I have never met a graduate student that intentionally selected courses for his major that were most relevant to the kind of research he knew he wanted to devote his life to. I have never met a graduate student that financed and developed from scratch his own research experiment. I have never met a graduate student that immersed them self in an unfamiliar scientific field to become proficient enough to write an actual NIH grant in that field. I don’t know any graduate students who intentionally selected a second major to further enhance their ability to understand and theorize about their avenue of chosen research. I have never met a graduate student that intentionally took eight additional natural science courses to ensure they had a full grasp of the underlying science that supports their research. I have never met a graduate student that spent a year getting four hours of sleep a night so that he could spend time getting experience working in a lab. I have never met a graduate student that spent well over 400 hours studying for a test that arbitrarily determines your fitness for graduate school. I have never seen a graduate student that as a research assistant attended multiple talks on a variety of different topics because they find them intrinsically interesting. I have never met a graduate student that as a research assistant worked over forty hours a week, sometimes weekends and often times skipping lunch, to work with no less than three different principal investigators at the same time who were all studying different concepts. I have never met a graduate student that as a research assistant that can design a task, run all the subjects, pre and post process all the data, and perform the ROI interrogation on multiple projects. I have met plenty of graduate students that scored higher than me on the GRE. Faculty members at Yale, Duke, Stanford, Carnegie Mellon, Northwestern, Pittsburgh, Michigan given ownership of the graduate students decided that these applicants where more qualified than me for graduate school.

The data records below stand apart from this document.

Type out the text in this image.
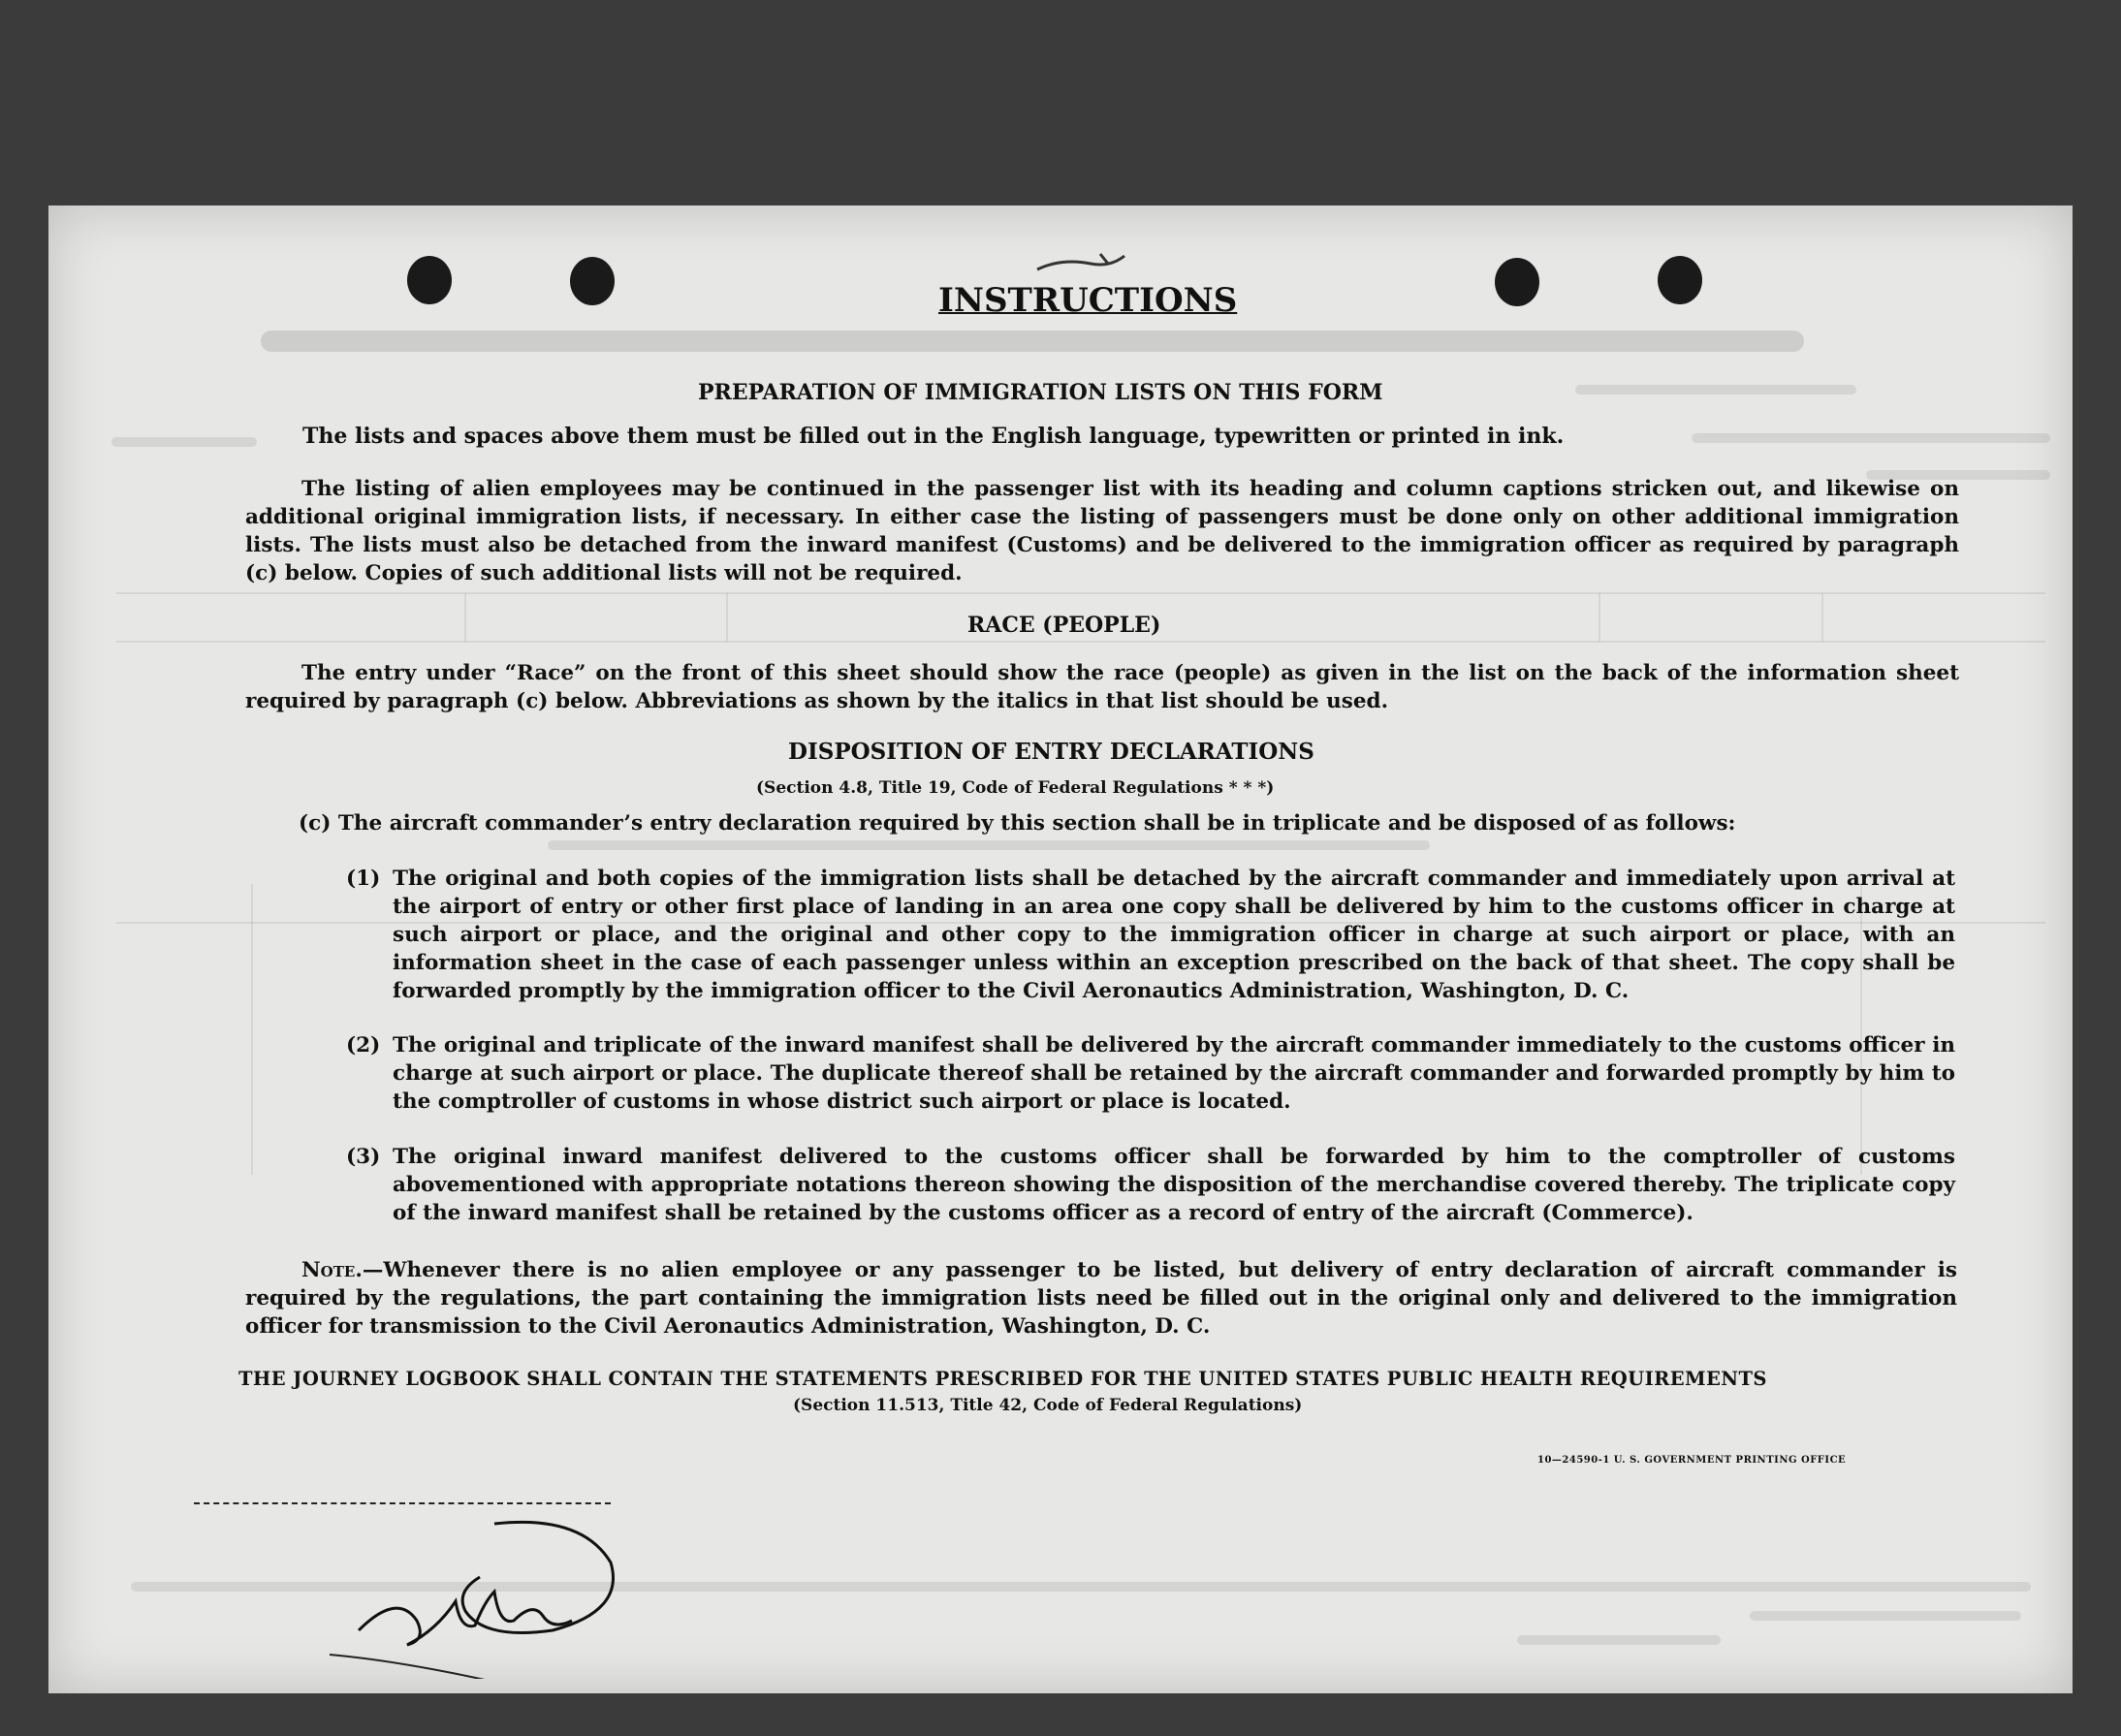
INSTRUCTIONS
PREPARATION OF IMMIGRATION LISTS ON THIS FORM
The lists and spaces above them must be filled out in the English language, typewritten or printed in ink.
The listing of alien employees may be continued in the passenger list with its heading and column captions stricken out, and likewise on additional original immigration lists, if necessary. In either case the listing of passengers must be done only on other additional immigration lists. The lists must also be detached from the inward manifest (Customs) and be delivered to the immigration officer as required by paragraph (c) below. Copies of such additional lists will not be required.
RACE (PEOPLE)
The entry under “Race” on the front of this sheet should show the race (people) as given in the list on the back of the information sheet required by paragraph (c) below. Abbreviations as shown by the italics in that list should be used.
DISPOSITION OF ENTRY DECLARATIONS
(Section 4.8, Title 19, Code of Federal Regulations * * *)
(c) The aircraft commander’s entry declaration required by this section shall be in triplicate and be disposed of as follows:
(1) The original and both copies of the immigration lists shall be detached by the aircraft commander and immediately upon arrival at the airport of entry or other first place of landing in an area one copy shall be delivered by him to the customs officer in charge at such airport or place, and the original and other copy to the immigration officer in charge at such airport or place, with an information sheet in the case of each passenger unless within an exception prescribed on the back of that sheet. The copy shall be forwarded promptly by the immigration officer to the Civil Aeronautics Administration, Washington, D. C.
(2) The original and triplicate of the inward manifest shall be delivered by the aircraft commander immediately to the customs officer in charge at such airport or place. The duplicate thereof shall be retained by the aircraft commander and forwarded promptly by him to the comptroller of customs in whose district such airport or place is located.
(3) The original inward manifest delivered to the customs officer shall be forwarded by him to the comptroller of customs abovementioned with appropriate notations thereon showing the disposition of the merchandise covered thereby. The triplicate copy of the inward manifest shall be retained by the customs officer as a record of entry of the aircraft (Commerce).
Note.—Whenever there is no alien employee or any passenger to be listed, but delivery of entry declaration of aircraft commander is required by the regulations, the part containing the immigration lists need be filled out in the original only and delivered to the immigration officer for transmission to the Civil Aeronautics Administration, Washington, D. C.
THE JOURNEY LOGBOOK SHALL CONTAIN THE STATEMENTS PRESCRIBED FOR THE UNITED STATES PUBLIC HEALTH REQUIREMENTS
(Section 11.513, Title 42, Code of Federal Regulations)
10—24590-1 U. S. GOVERNMENT PRINTING OFFICE
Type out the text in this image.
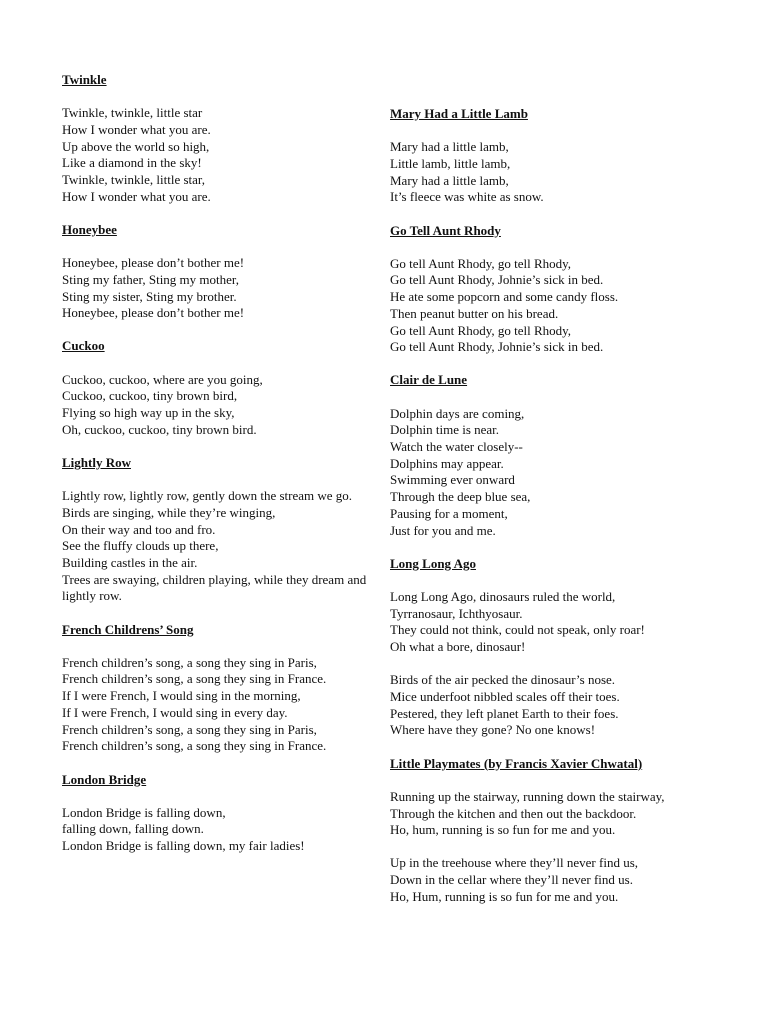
Twinkle
Twinkle, twinkle, little star
How I wonder what you are.
Up above the world so high,
Like a diamond in the sky!
Twinkle, twinkle, little star,
How I wonder what you are.
Honeybee
Honeybee, please don’t bother me!
Sting my father, Sting my mother,
Sting my sister, Sting my brother.
Honeybee, please don’t bother me!
Cuckoo
Cuckoo, cuckoo, where are you going,
Cuckoo, cuckoo, tiny brown bird,
Flying so high way up in the sky,
Oh, cuckoo, cuckoo, tiny brown bird.
Lightly Row
Lightly row, lightly row, gently down the stream we go.
Birds are singing, while they’re winging,
On their way and too and fro.
See the fluffy clouds up there,
Building castles in the air.
Trees are swaying, children playing, while they dream and lightly row.
French Childrens’ Song
French children’s song, a song they sing in Paris,
French children’s song, a song they sing in France.
If I were French, I would sing in the morning,
If I were French, I would sing in every day.
French children’s song, a song they sing in Paris,
French children’s song, a song they sing in France.
London Bridge
London Bridge is falling down,
falling down, falling down.
London Bridge is falling down, my fair ladies!
Mary Had a Little Lamb
Mary had a little lamb,
Little lamb, little lamb,
Mary had a little lamb,
It’s fleece was white as snow.
Go Tell Aunt Rhody
Go tell Aunt Rhody, go tell Rhody,
Go tell Aunt Rhody, Johnie’s sick in bed.
He ate some popcorn and some candy floss.
Then peanut butter on his bread.
Go tell Aunt Rhody, go tell Rhody,
Go tell Aunt Rhody, Johnie’s sick in bed.
Clair de Lune
Dolphin days are coming,
Dolphin time is near.
Watch the water closely--
Dolphins may appear.
Swimming ever onward
Through the deep blue sea,
Pausing for a moment,
Just for you and me.
Long Long Ago
Long Long Ago, dinosaurs ruled the world,
Tyrranosaur, Ichthyosaur.
They could not think, could not speak, only roar!
Oh what a bore, dinosaur!
Birds of the air pecked the dinosaur’s nose.
Mice underfoot nibbled scales off their toes.
Pestered, they left planet Earth to their foes.
Where have they gone? No one knows!
Little Playmates (by Francis Xavier Chwatal)
Running up the stairway, running down the stairway,
Through the kitchen and then out the backdoor.
Ho, hum, running is so fun for me and you.
Up in the treehouse where they’ll never find us,
Down in the cellar where they’ll never find us.
Ho, Hum, running is so fun for me and you.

When the faculty members voted on who to take do you think they knew these things about me? Absolutely not. They didn’t know my GRE scores but they did know that my score was not good enough even for review. That was all they needed to avoid reviewing my other qualifications. If a staff member was charged with spending his whole day examining applicants do you think he would know about my other achievements? It’s much more likely.

And you dare say it’s the corporate model that failed me. It’s the very essence of your model that has kept me out of graduate school for five years. Five Years. You should be ashamed of yourself.